Nous voyons aussi que la Grande-Arménie se présente sous l’aspect d’un pays couvert, montueux et coupé. Dans ces sortes de localités, les fleuves coulent ordinairement entre deux chaînes de montagnes. Ne pourrait-on pas en inférer que l’endroit où Tigranes se rangea en bataille, était resserré, et que ce prince ne trouva pas à portée du fleuve une plaine assez vaste pour y développer sa cavalerie.

Il ne pouvait manquer d’être battu ; toutefois on s’étonne que Mithridate, qui passe avec raison pour un des plus grands généraux de l’antiquité, laisse commettre à Tigranes des fautes aussi grossières. À moins que le roi de Pont n’ait pu se faire écouter de son gendre, et que, jugeant la bataille perdue, il ne se soit retiré à la hâte (comme on le lui reproche), pour éviter les embarras d’une déroute générale.

Cette bataille gagnée semblait assurer à Lucullus la prise d’Artaxate. On en commença le siége ; mais quand l’équinoxe d’automne fut arrivée, des tempêtes violentes s’élevèrent, et mirent à cette entreprise des obstacles que Lucullus n’avait pas prévus. La neige, la gelée, les frimats, rendirent les chemins difficiles ; la terre était devenue si humide que le soldat ne pouvait se reposer.

Les légions romaines se plaignirent d’abord aux tribuns des maux qui les accablaient, et les chargèrent de prier leur général de lever le siége d’Artaxate ; mais bientôt elles commencèrent à s’assembler tumultueusement, et le camp retentit de leurs cris séditieux.

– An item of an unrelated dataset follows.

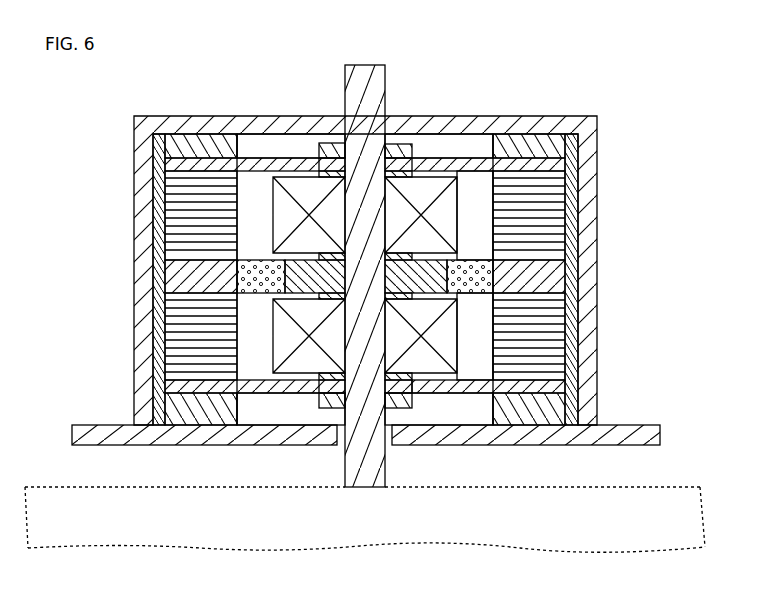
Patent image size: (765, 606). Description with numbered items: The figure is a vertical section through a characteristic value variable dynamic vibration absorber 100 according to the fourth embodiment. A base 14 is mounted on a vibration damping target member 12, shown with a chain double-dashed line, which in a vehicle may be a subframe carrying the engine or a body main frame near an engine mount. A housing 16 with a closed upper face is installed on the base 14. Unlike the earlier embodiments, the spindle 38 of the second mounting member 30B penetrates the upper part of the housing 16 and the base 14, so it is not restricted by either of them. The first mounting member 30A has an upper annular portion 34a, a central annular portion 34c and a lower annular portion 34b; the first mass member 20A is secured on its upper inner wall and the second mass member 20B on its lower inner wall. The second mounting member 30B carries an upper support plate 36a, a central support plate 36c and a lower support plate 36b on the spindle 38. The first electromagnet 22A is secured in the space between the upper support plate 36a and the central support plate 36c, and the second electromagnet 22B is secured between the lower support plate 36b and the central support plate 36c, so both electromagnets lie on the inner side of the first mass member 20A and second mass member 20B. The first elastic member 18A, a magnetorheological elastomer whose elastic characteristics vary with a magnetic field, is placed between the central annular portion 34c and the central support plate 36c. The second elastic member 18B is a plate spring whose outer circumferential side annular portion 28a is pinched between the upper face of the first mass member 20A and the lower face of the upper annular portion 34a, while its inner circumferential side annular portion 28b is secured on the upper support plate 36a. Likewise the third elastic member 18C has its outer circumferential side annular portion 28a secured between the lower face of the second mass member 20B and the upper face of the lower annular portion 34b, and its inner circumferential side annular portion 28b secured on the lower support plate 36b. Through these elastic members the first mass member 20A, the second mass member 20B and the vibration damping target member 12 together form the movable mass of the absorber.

Les efforts de Lucullus pour les contenir devenant inutiles, ce général se vit contraint de lever le siége, et prit un autre chemin pour passer le mont Taurus, d’où il descendit dans la Mygdonie, contrée fertile, et dont le climat était beaucoup plus tempéré.

Lucullus assiégeait Nisibe, capitale de cette province, ville vaste et très peuplée, où Tigranes avait envoyé une grande partie de ses trésors. Ce prince fit, dans cette occasion, un trait d’habileté trop au dessus de ses moyens pour qu’on puisse le soupçonner d’être l’auteur d’un projet si grand et si bien combiné. Au lieu de marcher à Nisibe pour la secourir, il alla fondre sur Fannius, resté avec quelques troupes dans l’Arménie. Le battre, c’était obliger Lucullus à lever le siége.

Fannius était un homme médiocre, et ses forces se trouvaient bien inférieures à celles de Tigranes ; le succès ne pouvait donc devenir douteux. Mais la victoire qui assurait Nisibe, n’empêchait pas Lucullus de rester dans l’Arménie, et le grand point était de l’obliger d’en sortir. Tigranes donne à Mithridate quatre mille hommes de ses troupes pour les joindre à quatre mille qu’il avait déjà, et le renvoie dans ses états, où son courage, ses talens et ses ressources ne pouvaient manquer de produire des événemens capables d’attirer l’attention du général romain, et de le forcer d’y retourner en personne.

Ce plan, où il est aisé de reconnaître le génie du roi de Pont, ne réussit pas entièrement ; Nisibe fut prise avant que Tigranes pût attaquer Fannius ; mais Mithridate rentra dans la Petite-Arménie Pontique, fondit sur les Romains dispersés, sans leur donner le temps de se reconnaître, et les fit tous massacrer.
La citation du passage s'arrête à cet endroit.